И умерло Витино тело там, на ковре цветущем. И рука на живой еще руке застыла, мертвая. И хотел, чтобы все было, но не эти слова, не эта правда. А дьявол и тут тешил его:

«Ты уж совсем большой. Ты уж старый, Виктор!»

- Витя, я завещание хочу. Не нужно, знаю. Нелепо. Пусть. Я хочу. Зиночка там еще, в крепости. Так нужно. Пусть знают. В завещании напишу о Зиночке... Ну, и об Ирочке... И обо всем. Так нельзя. Мучают они их... Я напишу в завещании: звери вы...

- Надя! Надя! Милая. Ведь это не ты.

- Это я, потому что трудно мне дышать. Потому что я скоро умру, Витя.

И тогда рыдали они, будто рыдал один. И больное тело очнулось ранее здорового.

- Витя, милый... Поедем в Рим. Поедем завтра. Ты же хочешь. Тебе же нужно. Поедем.

- Надя, милая,.. Ну, так... Ну, так... Для моей мазни везде место найдется... Надя моя. Надя моя, развеселись.

И у ног рыдающей забился своими рыданиями, снова объявившимися. А дьявол снов недремлющий, красный по полу кривлялся. И говорил Виктор:

- Святыня моя. Святыня моя.

Но не пропадал дьявол. Лишь знамением враждебным опаленный притих на ковре, тут, близко, и рожу красную свою чем-то белым наскоро замазал.

На диванчике маленьком сидела, привычными очами души грядущий день следила. И говорила слова. И уши ее тех слов не слышали, и мысли ее о рождении тех слов не знали. Потому что прилетали те слова прямо из глубины ее души, забвенно почуявшей близость вечной правды. Трепетал брат ее, Виктор. И душою трепетал, и телом. И слушая слова молитвенно-любовные, забвенно постигал тайны дна, очей-колодцев жутко близких. Тайны хрустального дна. И словами-птицами молитвенно-любовными отвечал. Говорили для мгновений лишь. Говорили в забвение. И без страха почуяла Надя силу ласк новых, грехи земли испепеляющих стремлением создать совершенство.

VII

Хорошо в комнатке мезонинной, у маленького окошка. Ветка зимняя из садика протянулась, снег ватный с подоконника сбрасывает, ветерком движимая.

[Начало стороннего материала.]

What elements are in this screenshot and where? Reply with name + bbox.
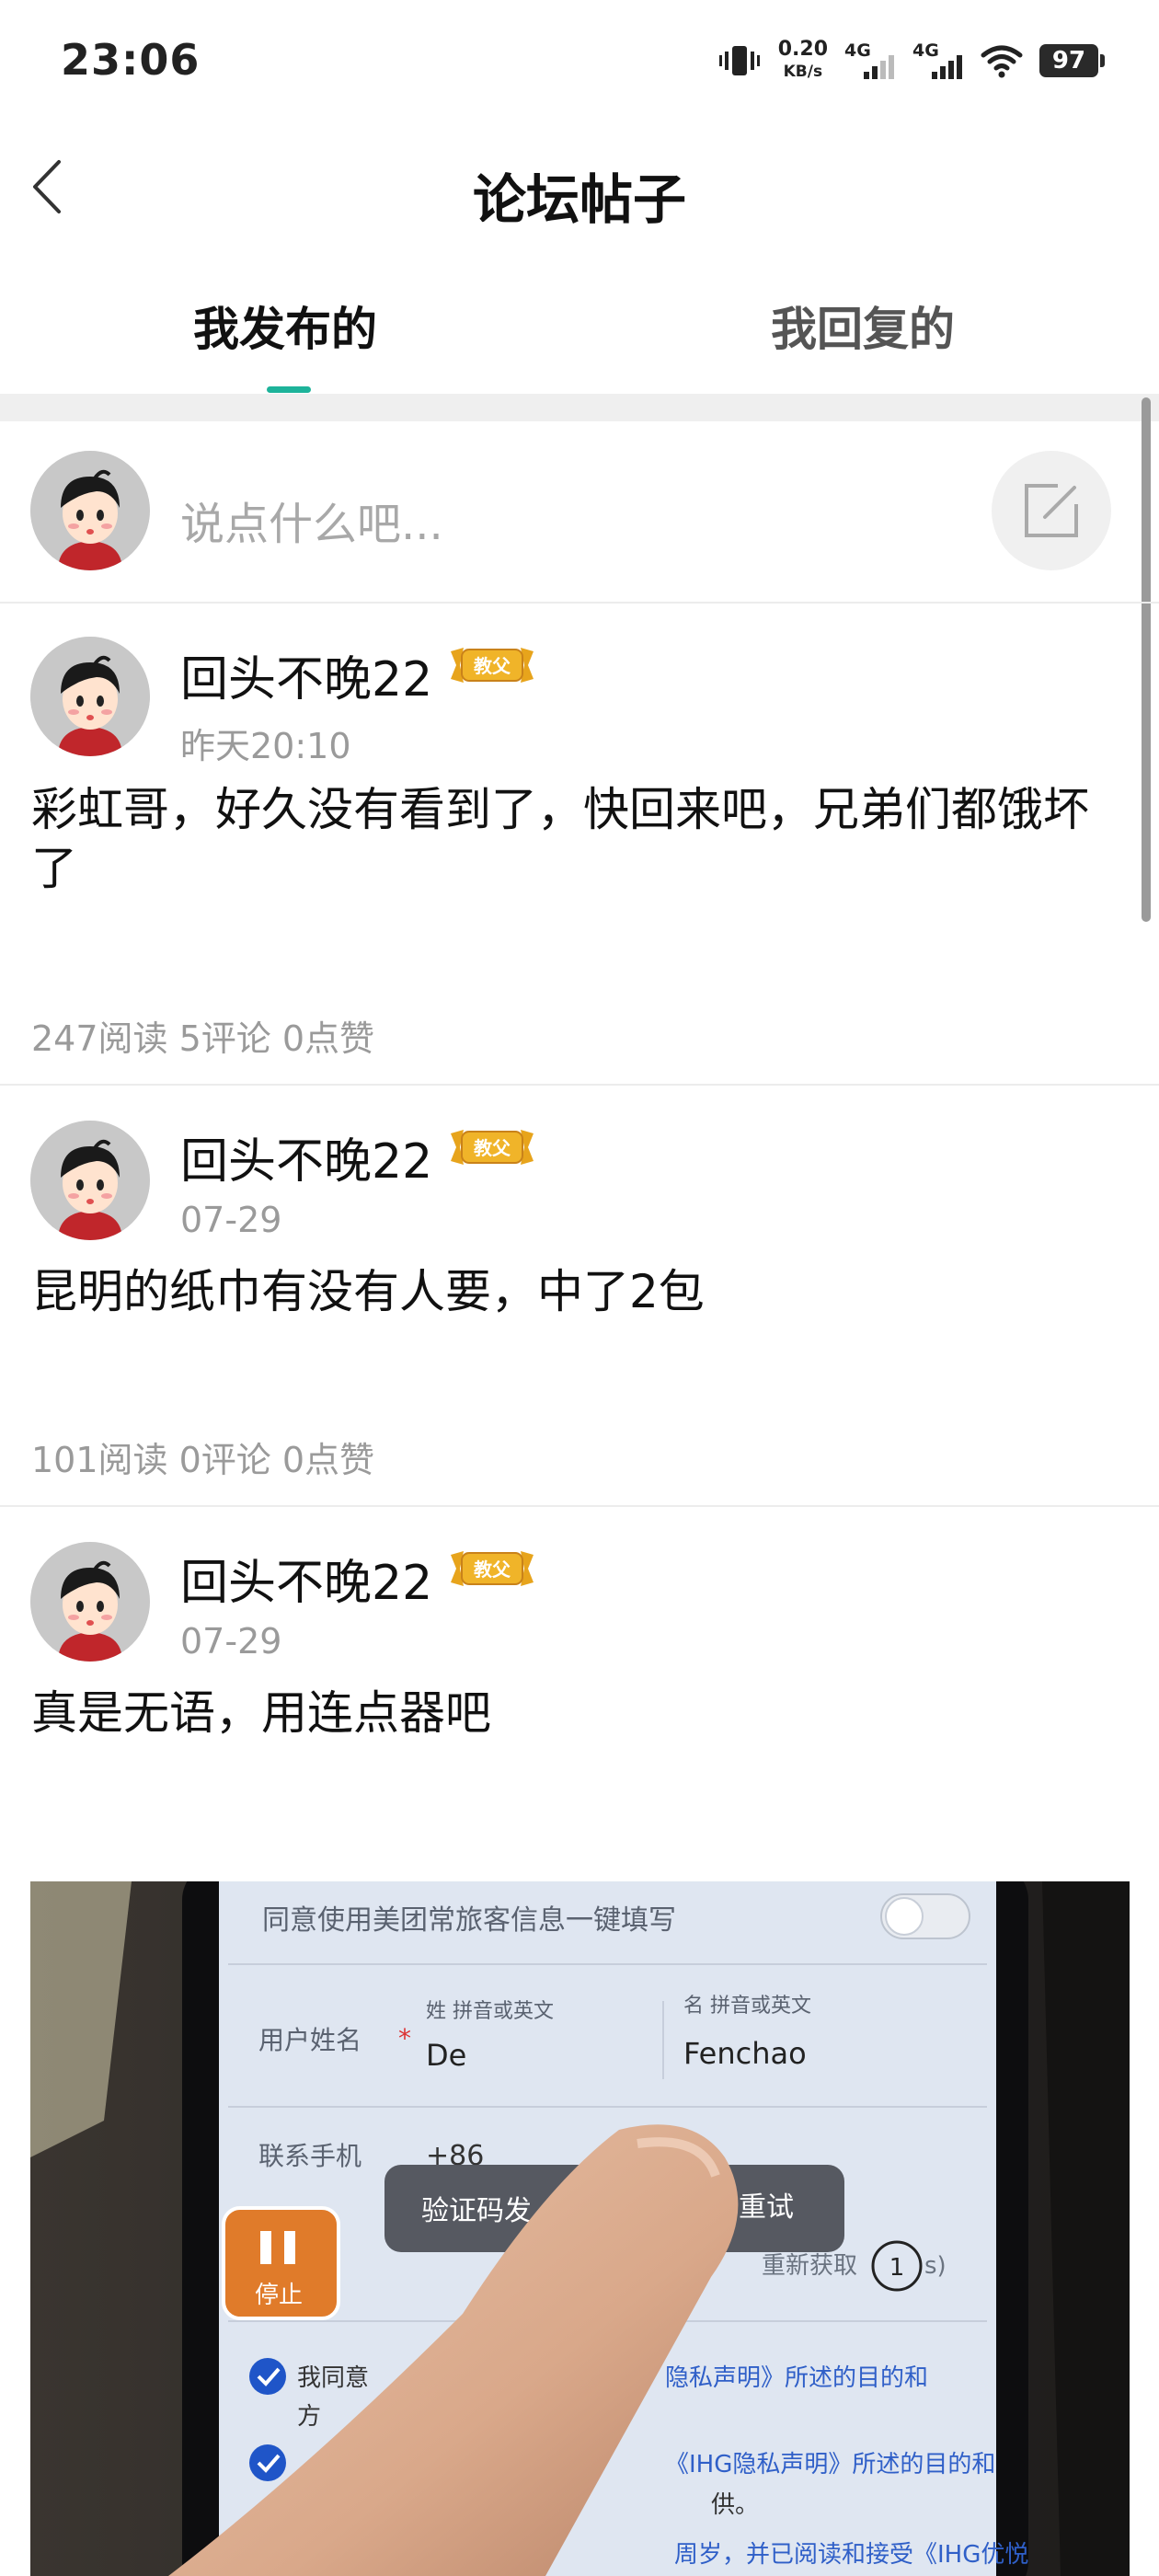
rank-badge: 教父 — [451, 1130, 534, 1165]
vibrate-icon — [718, 46, 760, 75]
avatar[interactable] — [30, 451, 150, 570]
status-bar: 23:06 0.20 KB/s 4G 4G 97 — [0, 0, 1159, 120]
svg-text:周岁，并已阅读和接受《IHG优悦: 周岁，并已阅读和接受《IHG优悦 — [674, 2541, 1028, 2569]
post-username[interactable]: 回头不晚22 — [180, 640, 432, 709]
avatar[interactable] — [30, 1542, 150, 1662]
avatar-image — [30, 451, 150, 570]
svg-text:停止: 停止 — [255, 2282, 303, 2309]
divider — [0, 602, 1159, 604]
avatar[interactable] — [30, 1121, 150, 1240]
post-content[interactable]: 真是无语，用连点器吧 — [31, 1684, 1126, 1742]
post-stats: 247阅读 5评论 0点赞 — [31, 1018, 375, 1059]
avatar-image — [30, 1542, 150, 1662]
network-speed: 0.20 KB/s — [777, 38, 828, 82]
post-username[interactable]: 回头不晚22 — [180, 1122, 432, 1191]
svg-text:姓 拼音或英文: 姓 拼音或英文 — [426, 2000, 554, 2023]
svg-text:教父: 教父 — [474, 1558, 511, 1581]
divider — [0, 1505, 1159, 1507]
tab-my-replies[interactable]: 我回复的 — [771, 293, 955, 359]
svg-text:隐私声明》所述的目的和: 隐私声明》所述的目的和 — [665, 2364, 928, 2392]
post-content[interactable]: 昆明的纸巾有没有人要，中了2包 — [31, 1262, 1126, 1321]
rank-badge: 教父 — [451, 1551, 534, 1586]
svg-text:名 拼音或英文: 名 拼音或英文 — [683, 1995, 811, 2018]
tab-my-posts[interactable]: 我发布的 — [193, 293, 377, 359]
phone-photo: 同意使用美团常旅客信息一键填写 姓 拼音或英文 名 拼音或英文 用户姓名 * D… — [30, 1881, 1130, 2576]
svg-text:De: De — [426, 2038, 466, 2073]
avatar[interactable] — [30, 637, 150, 756]
section-separator — [0, 394, 1159, 421]
scrollbar[interactable] — [1142, 397, 1151, 922]
post-username[interactable]: 回头不晚22 — [180, 1544, 432, 1613]
sim1-signal-icon: 4G — [844, 40, 896, 81]
svg-text:重新获取: 重新获取 — [762, 2252, 857, 2280]
svg-text:用户姓名: 用户姓名 — [258, 2025, 361, 2055]
status-time: 23:06 — [61, 35, 201, 85]
svg-text:同意使用美团常旅客信息一键填写: 同意使用美团常旅客信息一键填写 — [262, 1904, 676, 1937]
svg-text:Fenchao: Fenchao — [683, 2036, 807, 2071]
svg-text:教父: 教父 — [474, 1137, 511, 1159]
svg-text:方: 方 — [297, 2403, 321, 2431]
page-title: 论坛帖子 — [472, 168, 686, 231]
post-time: 07-29 — [180, 1200, 282, 1240]
svg-text:《IHG隐私声明》所述的目的和: 《IHG隐私声明》所述的目的和 — [665, 2451, 995, 2478]
svg-text:教父: 教父 — [474, 655, 511, 677]
avatar-image — [30, 1121, 150, 1240]
divider — [0, 1084, 1159, 1086]
wifi-icon — [981, 45, 1023, 78]
svg-text:*: * — [398, 2023, 411, 2053]
avatar-image — [30, 637, 150, 756]
compose-button[interactable] — [992, 451, 1111, 570]
tab-active-indicator — [267, 386, 311, 393]
composer-input[interactable]: 说点什么吧... — [180, 488, 443, 552]
svg-text:我同意: 我同意 — [297, 2364, 369, 2392]
svg-text:验证码发: 验证码发 — [421, 2195, 532, 2227]
status-icons: 0.20 KB/s 4G 4G 97 — [717, 33, 1105, 88]
svg-text:s): s) — [924, 2252, 947, 2280]
edit-icon — [1025, 484, 1078, 537]
post-image[interactable]: 同意使用美团常旅客信息一键填写 姓 拼音或英文 名 拼音或英文 用户姓名 * D… — [30, 1881, 1130, 2576]
sim2-signal-icon: 4G — [912, 40, 964, 81]
post-time: 07-29 — [180, 1621, 282, 1662]
rank-badge: 教父 — [451, 648, 534, 683]
svg-text:1: 1 — [889, 2254, 905, 2282]
svg-text:供。: 供。 — [711, 2491, 759, 2519]
post-content[interactable]: 彩虹哥，好久没有看到了，快回来吧，兄弟们都饿坏了 — [31, 780, 1126, 898]
battery-icon: 97 — [1039, 44, 1105, 77]
post-stats: 101阅读 0评论 0点赞 — [31, 1440, 375, 1480]
svg-text:联系手机: 联系手机 — [258, 2141, 361, 2171]
post-time: 昨天20:10 — [180, 726, 351, 766]
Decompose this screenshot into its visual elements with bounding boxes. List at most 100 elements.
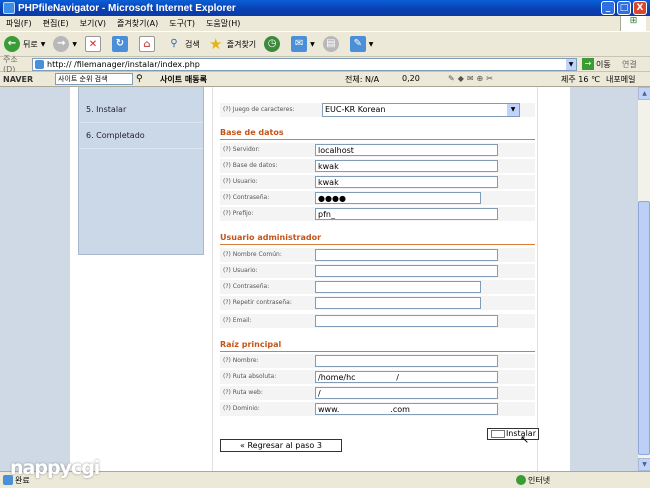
menu-file[interactable]: 파일(F) (6, 18, 32, 29)
field-label: (?) Prefijo: (223, 210, 254, 217)
browser-viewport: 5. Instalar 6. Completado (?) Juego de c… (0, 87, 637, 471)
forward-arrow-icon: → (53, 36, 70, 52)
links-label[interactable]: 연결 (622, 59, 637, 70)
address-bar: 주소(D) http:// /filemanager/instalar/inde… (0, 55, 650, 74)
search-icon: ⚲ (170, 38, 178, 49)
admin-password-repeat-field[interactable] (315, 297, 481, 309)
section-root: Raíz principal (220, 340, 535, 352)
prefix-field[interactable] (315, 208, 498, 220)
maximize-button[interactable]: □ (617, 1, 631, 15)
go-button[interactable]: → 이동 (582, 58, 611, 70)
naver-mail[interactable]: 내포메일 (606, 74, 635, 85)
mail-icon: ✉ (291, 36, 308, 52)
field-label: (?) Ruta web: (223, 389, 263, 396)
edit-button[interactable]: ✎ ▼ (349, 36, 374, 52)
menu-view[interactable]: 보기(V) (80, 18, 106, 29)
search-button[interactable]: ⚲ 검색 (166, 36, 199, 52)
charset-select[interactable]: EUC-KR Korean ▼ (322, 103, 520, 117)
back-arrow-icon: ← (4, 36, 20, 52)
stop-button[interactable]: ✕ (84, 36, 104, 52)
scroll-thumb[interactable] (638, 201, 650, 455)
charset-label: (?) Juego de caracteres: (223, 106, 295, 113)
database-field[interactable] (315, 160, 498, 172)
web-path-field[interactable] (315, 387, 498, 399)
naver-search-icon[interactable]: ⚲ (136, 74, 143, 84)
step-completado: 6. Completado (79, 123, 203, 149)
scroll-up-icon[interactable]: ▲ (638, 87, 650, 100)
menu-edit[interactable]: 편집(E) (43, 18, 69, 29)
form-row: (?) Nombre Común: (220, 248, 535, 263)
edit-icon: ✎ (349, 36, 366, 52)
refresh-button[interactable]: ↻ (111, 36, 131, 52)
forward-button[interactable]: → ▼ (53, 36, 77, 52)
internet-zone-icon (516, 475, 526, 485)
form-row: (?) Ruta web: (220, 386, 535, 401)
back-label: 뒤로 (23, 39, 38, 49)
minimize-button[interactable]: _ (601, 1, 615, 15)
ie-icon (3, 2, 15, 14)
install-button[interactable]: Instalar (487, 428, 539, 440)
print-icon: ▤ (322, 36, 339, 52)
mouse-cursor-icon: ↖ (520, 433, 530, 446)
back-button[interactable]: ← 뒤로 ▼ (4, 36, 45, 52)
db-user-field[interactable] (315, 176, 498, 188)
admin-user-field[interactable] (315, 265, 498, 277)
form-row: (?) Prefijo: (220, 207, 535, 222)
address-dropdown-icon[interactable]: ▼ (566, 59, 576, 70)
section-admin-user: Usuario administrador (220, 233, 535, 245)
page: 5. Instalar 6. Completado (?) Juego de c… (70, 87, 570, 471)
menu-tools[interactable]: 도구(T) (169, 18, 195, 29)
favorites-button[interactable]: ★ 즐겨찾기 (208, 36, 256, 52)
back-to-step-3-button[interactable]: « Regresar al paso 3 (220, 439, 342, 452)
star-icon: ★ (208, 35, 223, 53)
refresh-icon: ↻ (111, 36, 128, 52)
naver-search-input[interactable]: 사이트 순위 검색 (55, 73, 133, 85)
address-label: 주소(D) (3, 55, 18, 74)
naver-weather[interactable]: 제주 16 ℃ (561, 74, 600, 85)
home-button[interactable]: ⌂ (138, 36, 158, 52)
naver-index: 0,20 (402, 74, 420, 83)
form-row: (?) Servidor: (220, 143, 535, 158)
history-icon: ◷ (264, 36, 281, 52)
mail-dropdown-icon[interactable]: ▼ (310, 41, 315, 48)
naver-hot-link[interactable]: 사이트 매동록 (160, 74, 207, 85)
form-row: (?) Contraseña: (220, 191, 535, 206)
print-button[interactable]: ▤ (322, 36, 342, 52)
field-label: (?) Repetir contraseña: (223, 299, 292, 306)
db-password-field[interactable] (315, 192, 481, 204)
menu-help[interactable]: 도움말(H) (206, 18, 240, 29)
domain-field[interactable] (315, 403, 498, 415)
vertical-scrollbar[interactable]: ▲ ▼ (637, 87, 650, 471)
menu-favorites[interactable]: 즐겨찾기(A) (117, 18, 158, 29)
menu-bar: 파일(F) 편집(E) 보기(V) 즐겨찾기(A) 도구(T) 도움말(H) (0, 16, 650, 31)
field-label: (?) Contraseña: (223, 283, 270, 290)
mail-button[interactable]: ✉ ▼ (291, 36, 315, 52)
edit-dropdown-icon[interactable]: ▼ (369, 41, 374, 48)
admin-name-field[interactable] (315, 249, 498, 261)
form-row: (?) Base de datos: (220, 159, 535, 174)
favorites-label: 즐겨찾기 (226, 39, 257, 49)
field-label: (?) Usuario: (223, 267, 258, 274)
root-name-field[interactable] (315, 355, 498, 367)
field-label: (?) Base de datos: (223, 162, 278, 169)
toolbar: ← 뒤로 ▼ → ▼ ✕ ↻ ⌂ ⚲ 검색 ★ 즐겨찾기 ◷ ✉ ▼ ▤ ✎ ▼ (0, 31, 650, 57)
field-label: (?) Usuario: (223, 178, 258, 185)
history-button[interactable]: ◷ (264, 36, 283, 52)
home-icon: ⌂ (138, 36, 155, 52)
admin-email-field[interactable] (315, 315, 498, 327)
watermark-logo: nappycgi (10, 457, 100, 479)
admin-password-field[interactable] (315, 281, 481, 293)
field-label: (?) Nombre Común: (223, 251, 282, 258)
form-row: (?) Contraseña: (220, 280, 535, 295)
server-field[interactable] (315, 144, 498, 156)
back-dropdown-icon[interactable]: ▼ (41, 41, 46, 48)
naver-tools-icons[interactable]: ✎◆✉⊕✂ (448, 74, 496, 83)
field-label: (?) Dominio: (223, 405, 260, 412)
address-input[interactable]: http:// /filemanager/instalar/index.php (32, 58, 577, 71)
naver-logo[interactable]: NAVER (3, 75, 33, 84)
scroll-down-icon[interactable]: ▼ (638, 458, 650, 471)
close-button[interactable]: X (633, 1, 647, 15)
absolute-path-field[interactable] (315, 371, 498, 383)
forward-dropdown-icon[interactable]: ▼ (72, 41, 77, 48)
form-row: (?) Dominio: (220, 402, 535, 417)
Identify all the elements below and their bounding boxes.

И тихо. И она, Дорочка любимая, хорошие слова говорит. Хорошо Антону в Дорочкиной комнатке Горюновского дома под сенью колокольни белой Егория. Заговорятся или, замечтавшись, замолчат надолго - ударит колокол внезапный, то вечерний, то дневной. И друг на друга взглянут и улыбнутся, Только, разве в Лазареве короткие недели летней жизни так же хороши, как часы, летящие здесь.

Читают вслух. Любимое есть у них общее и нелюбимое. Часто приходит Антон. Подолгу здесь. Так часто, что Раиса Михайловна не раз:

- Опять там был?

- А. что ж, что там?

- А то ж. Хорошему там тебя учат, коли оттуда приходишь - матери дерзишь. А то уж совсем туда переселись.

И стал обманывать. И еще ласковее пели птички-минутки в бабушкином домике. И ближе, милее тетя Дорочка. Родная она, тетя; легко ей слова любви юной говорятся; легко руку ее в руку взять; здороваясь, прощаясь, легко в губы поцеловать. Но и чужая она, по-хорошему чужая: на родню на всю не похожа, на чопорных, на смешных, нелюбимых тех.

Месяц за месяцем. Куда-то в новое вошли. Реже читали, реже в Сережину комнатку сбегали.